Pas le choix, allons-y : salle d'attente des urgences un samedi après-midi, il y a mieux pour passer son jour de repos. Je ne sais pas moi : shopping, hammam, cinéma, sieste. Non, là, c'est : assise sur une chaise à me tortiller de douleur, à zieuter à droite, à gauche pour voir si quelqu'un va venir me chercher. Heureusement, l'attente est de courte durée (à mon grand bonheur, peu de monde a eu la même idée que moi cet après-midi-là).

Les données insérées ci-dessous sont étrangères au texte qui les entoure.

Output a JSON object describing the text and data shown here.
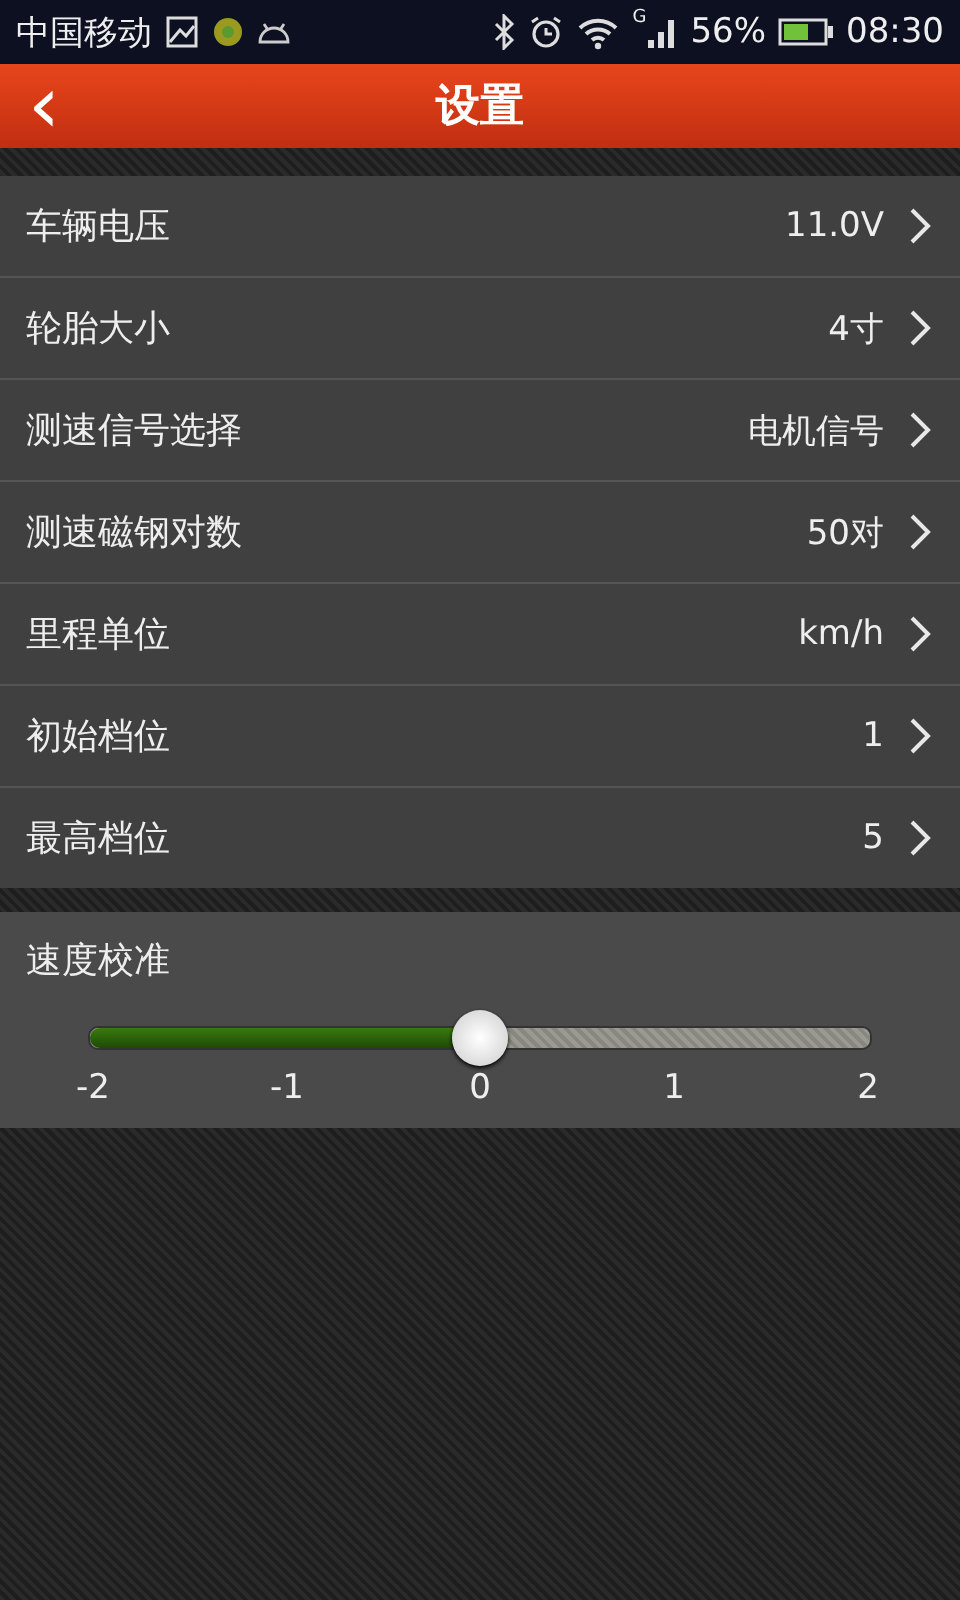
{
  "status_bar": {
    "carrier": "中国移动",
    "signal_type": "G",
    "battery_percent": "56%",
    "time": "08:30"
  },
  "header": {
    "back": "‹",
    "title": "设置"
  },
  "settings": [
    {
      "label": "车辆电压",
      "value": "11.0V"
    },
    {
      "label": "轮胎大小",
      "value": "4寸"
    },
    {
      "label": "测速信号选择",
      "value": "电机信号"
    },
    {
      "label": "测速磁钢对数",
      "value": "50对"
    },
    {
      "label": "里程单位",
      "value": "km/h"
    },
    {
      "label": "初始档位",
      "value": "1"
    },
    {
      "label": "最高档位",
      "value": "5"
    }
  ],
  "calibration": {
    "label": "速度校准",
    "level": 0.5,
    "ticks": [
      "-2",
      "-1",
      "0",
      "1",
      "2"
    ]
  }
}
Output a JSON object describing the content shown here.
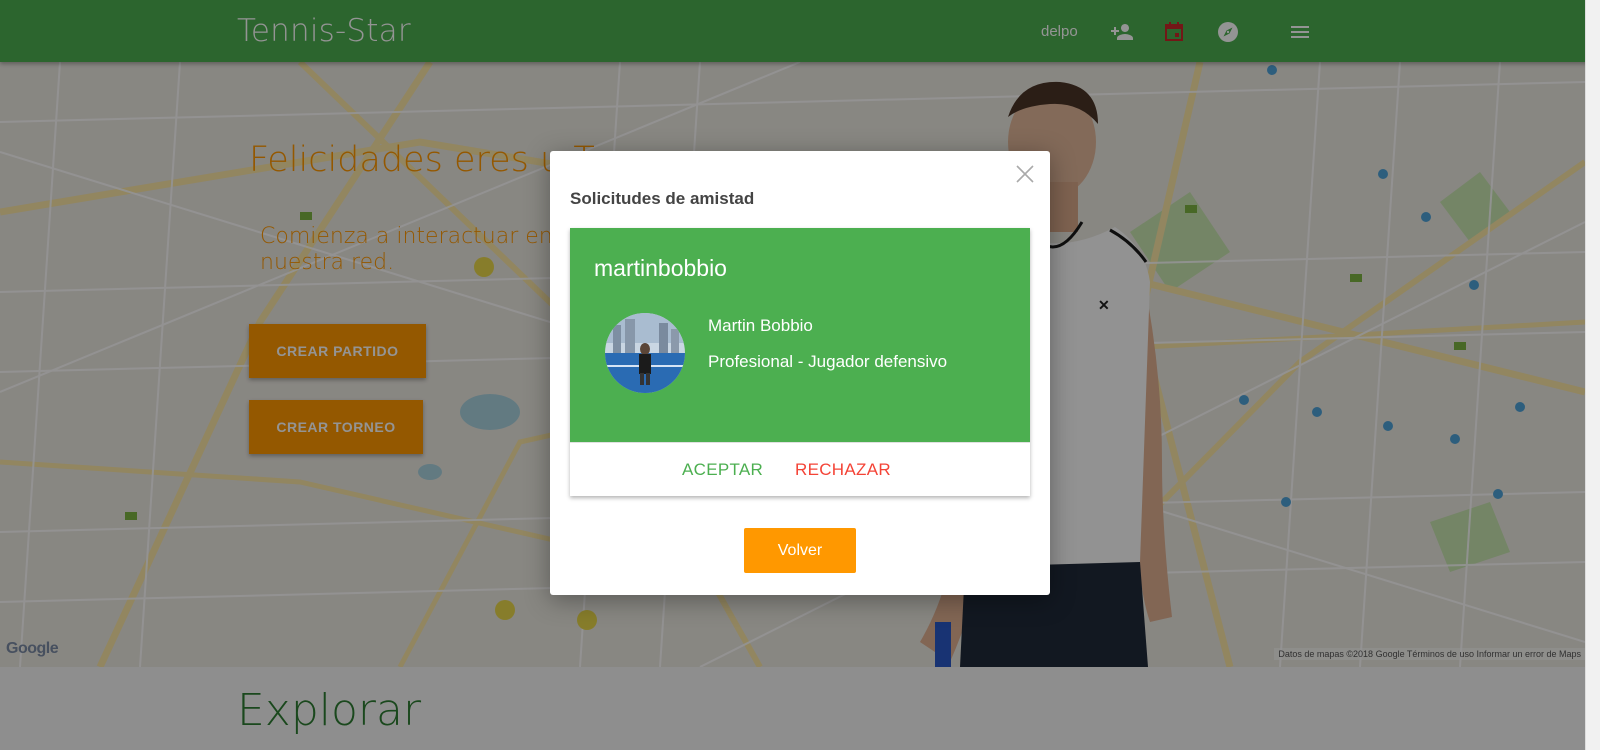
{
  "navbar": {
    "brand": "Tennis-Star",
    "username": "delpo",
    "icons": [
      "friends-icon",
      "calendar-icon",
      "compass-icon",
      "menu-icon"
    ],
    "bg_color": "#4caf50"
  },
  "hero": {
    "title": "Felicidades eres u",
    "title_partial_tail": "T",
    "subtitle": "Comienza a interactuar en nuestra red.",
    "buttons": {
      "crear_partido": "CREAR PARTIDO",
      "crear_torneo": "CREAR TORNEO"
    },
    "map_attribution": "Google",
    "map_terms": "Datos de mapas ©2018 Google   Términos de uso   Informar un error de Maps",
    "accent_color": "#ff9800"
  },
  "explore": {
    "title": "Explorar"
  },
  "modal": {
    "title": "Solicitudes de amistad",
    "request": {
      "username": "martinbobbio",
      "full_name": "Martin Bobbio",
      "level": "Profesional - Jugador defensivo"
    },
    "accept_label": "ACEPTAR",
    "reject_label": "RECHAZAR",
    "back_label": "Volver"
  }
}
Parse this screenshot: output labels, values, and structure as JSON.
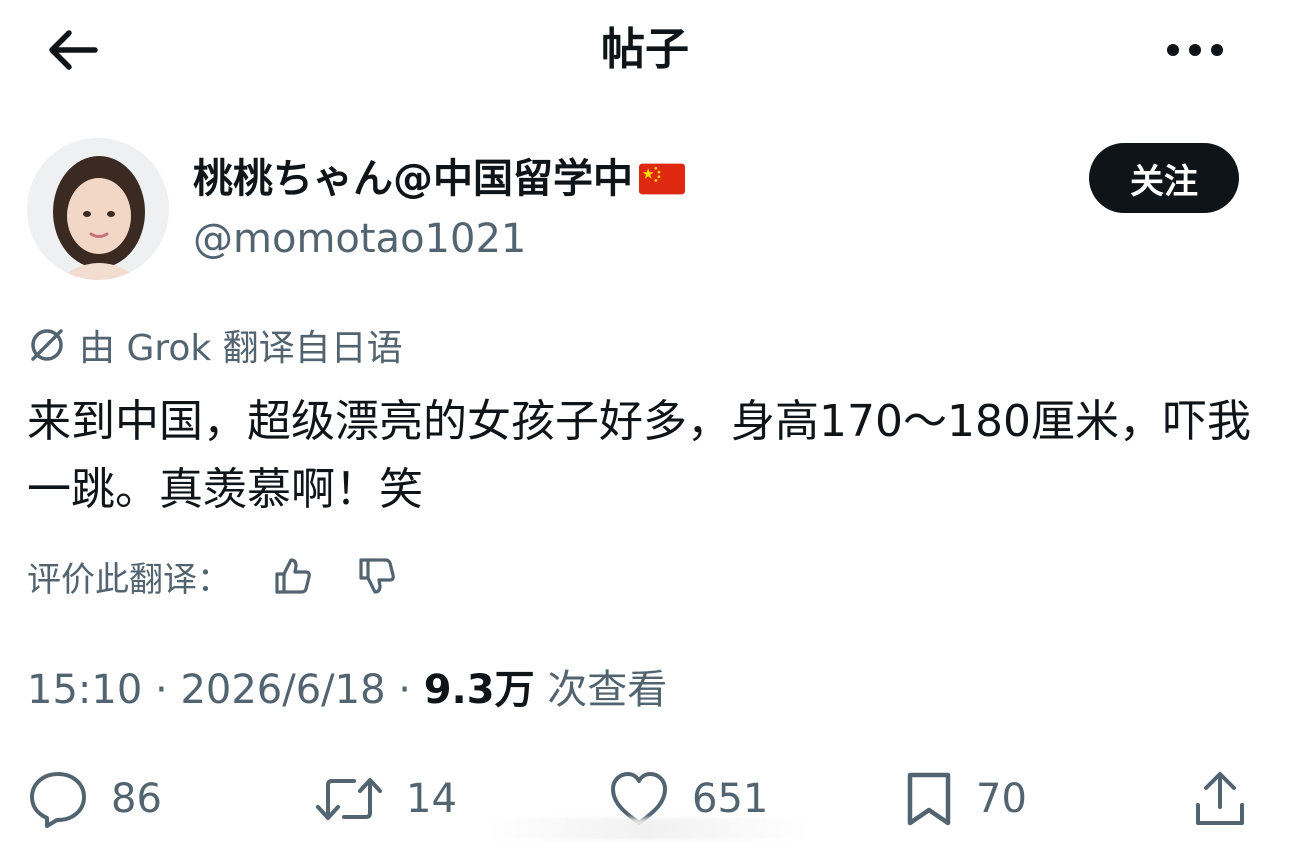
{
  "header": {
    "title": "帖子",
    "back_icon": "arrow-left-icon",
    "more_icon": "more-horizontal-icon"
  },
  "author": {
    "display_name": "桃桃ちゃん@中国留学中",
    "flag_icon": "china-flag-icon",
    "handle": "@momotao1021",
    "follow_label": "关注"
  },
  "translation": {
    "note": "由 Grok 翻译自日语",
    "rate_label": "评价此翻译："
  },
  "post": {
    "text": "来到中国，超级漂亮的女孩子好多，身高170～180厘米，吓我一跳。真羡慕啊！笑",
    "time": "15:10",
    "date": "2026/6/18",
    "views_count": "9.3万",
    "views_label": "次查看",
    "separator": "·"
  },
  "actions": {
    "replies": "86",
    "retweets": "14",
    "likes": "651",
    "bookmarks": "70"
  },
  "colors": {
    "text": "#0f1419",
    "muted": "#536471",
    "flag_red": "#de2910",
    "flag_yellow": "#ffde00"
  }
}
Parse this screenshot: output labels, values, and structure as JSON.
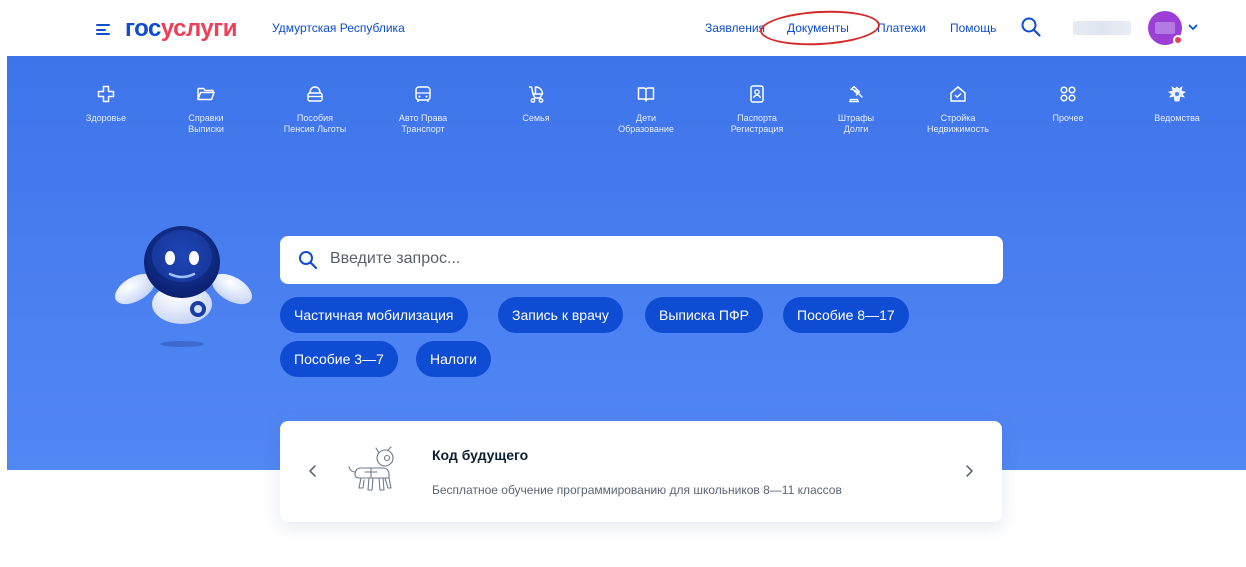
{
  "header": {
    "logo_part1": "гос",
    "logo_part2": "услуги",
    "region": "Удмуртская Республика",
    "nav": [
      "Заявления",
      "Документы",
      "Платежи",
      "Помощь"
    ]
  },
  "categories": [
    {
      "line1": "Здоровье",
      "line2": "",
      "icon": "health-cross-icon"
    },
    {
      "line1": "Справки",
      "line2": "Выписки",
      "icon": "folder-icon"
    },
    {
      "line1": "Пособия",
      "line2": "Пенсия Льготы",
      "icon": "purse-icon"
    },
    {
      "line1": "Авто Права",
      "line2": "Транспорт",
      "icon": "car-icon"
    },
    {
      "line1": "Семья",
      "line2": "",
      "icon": "stroller-icon"
    },
    {
      "line1": "Дети",
      "line2": "Образование",
      "icon": "book-icon"
    },
    {
      "line1": "Паспорта",
      "line2": "Регистрация",
      "icon": "passport-icon"
    },
    {
      "line1": "Штрафы",
      "line2": "Долги",
      "icon": "gavel-icon"
    },
    {
      "line1": "Стройка",
      "line2": "Недвижимость",
      "icon": "house-icon"
    },
    {
      "line1": "Прочее",
      "line2": "",
      "icon": "grid-icon"
    },
    {
      "line1": "Ведомства",
      "line2": "",
      "icon": "coat-of-arms-icon"
    }
  ],
  "search": {
    "placeholder": "Введите запрос..."
  },
  "chips": [
    "Частичная мобилизация",
    "Запись к врачу",
    "Выписка ПФР",
    "Пособие 8—17",
    "Пособие 3—7",
    "Налоги"
  ],
  "promo": {
    "title": "Код будущего",
    "description": "Бесплатное обучение программированию для школьников 8—11 классов"
  },
  "colors": {
    "brand_blue": "#0d4cd3",
    "brand_red": "#ee3f58",
    "hero_blue": "#4a7ff0",
    "annotation_red": "#d62a2a"
  }
}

Radio, visite de l'urgentiste et verdict : luxation de l'épaule qui heureusement s'est remise toute seule comme une grande. Trop sympa, l'épaule. Du coup, je me risque à un :
"Alors, je vais pouvoir aller travailler lundi, parce que je suis en libérale, alors, vous savez ce que c'est...
- Ah, là ma p'tite dame, n'y comptez pas trop. Il faut que votre épaule soit au repos au minimum une semaine voire plus si c'est douloureux."
Oh, ça va aller, j'en ai vu d'autres. Elle est coriace la bestiole.
Oui mais coriace ou pas, j'ai bien dû me résoudre à ne pas aller bosser le lundi en question parce que mon épaule était aussi raide qu'un manche à balai avec la même capacité de mouvement qu'un bras de playmobil.
Dans ce cas, on remercie le ciel de travailler à plusieurs. Sinon, au mieux on trouve un chauffeur pour nous conduire, porter notre valise et faire les soins à notre place (" Nestor, le pansement, plus vite que ça !" Quand je pense chauffeur, je pense Nestor, allez savoir pourquoi !), au pire, on est vraiment dans le caca.
Cela, sans compter les "mais tu vas quand même t'arrêter" que l'on entend à longueur de journée. Oui, je vais m'arrêter parce que je n'ai pas le choix mais sans vouloir faire pleurer dans les chaumières, la sécu nous prend en charge qu'après quatre-vingt-dix jours et ma prévoyance qu'au bout de quinze jours. Alors, m'arrêter quelques jours je veux bien mais il ne va pas falloir que cela dure trop longtemps.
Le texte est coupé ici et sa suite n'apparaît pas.